Instruments used to provide the refractive component of comprehensive eye and vision care, such as the phoropter and lensometer, have become automated.



Diagnostic technology available for assessing and managing patients with glaucoma and vitreoretinal disease has increased dramatically, with the incorporation of pachymetry, confocal laser scanning ophthalmoscopy, and optical coherence tomography. Also dating from the early 1980s, diagnostic fundus lenses greatly expanded in availability and optical quality.
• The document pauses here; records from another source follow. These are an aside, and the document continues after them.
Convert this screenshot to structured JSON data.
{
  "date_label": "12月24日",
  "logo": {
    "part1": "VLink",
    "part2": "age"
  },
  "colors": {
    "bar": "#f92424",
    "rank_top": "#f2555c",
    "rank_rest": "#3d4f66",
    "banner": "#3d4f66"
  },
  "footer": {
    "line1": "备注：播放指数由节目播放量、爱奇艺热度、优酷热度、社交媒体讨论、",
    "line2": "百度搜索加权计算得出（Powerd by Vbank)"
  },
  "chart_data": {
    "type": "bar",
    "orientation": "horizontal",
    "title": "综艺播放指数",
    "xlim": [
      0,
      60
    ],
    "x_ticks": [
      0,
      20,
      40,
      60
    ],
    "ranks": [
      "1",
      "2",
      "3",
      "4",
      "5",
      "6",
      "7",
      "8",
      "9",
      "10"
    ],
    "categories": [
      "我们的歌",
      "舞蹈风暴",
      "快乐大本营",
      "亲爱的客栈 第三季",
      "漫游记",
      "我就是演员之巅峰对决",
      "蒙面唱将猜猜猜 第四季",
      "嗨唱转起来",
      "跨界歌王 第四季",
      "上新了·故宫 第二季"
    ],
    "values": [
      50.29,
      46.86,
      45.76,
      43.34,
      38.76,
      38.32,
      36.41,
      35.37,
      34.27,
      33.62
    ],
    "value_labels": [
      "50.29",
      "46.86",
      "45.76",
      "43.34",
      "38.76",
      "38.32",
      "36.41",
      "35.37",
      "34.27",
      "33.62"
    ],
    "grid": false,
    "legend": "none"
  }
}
In the late 1970s and early 1980s, optometrists patients started undergoing phacoemulsification and intraocular lens implantation when they were comanaged for cataract extraction. This directly impacted the clinical practices of doctors of optometry, and they are expert in providing care for patients who have undergone these procedures.

Similarly, and due to their expertise in optics and anterior segment disease, optometrists counsel and comanage patients for refractive surgical procedures of all types, an area of clinical care that has evolved dramatically since the mid-1990s with regard to the technology available for patient assessment and management.


These are just a few examples of the far-reaching and substantive impact that diagnostic and related technology has had on optometric practice in recent decades. Of course, this trend will continue in ways that are predictable and many that currently are not.


While doctors of optometry have been, and will remain, effective adopters and developers of diagnostic technology, technology will serve to complement the art and science that they dedicate to their patient care responsibilities.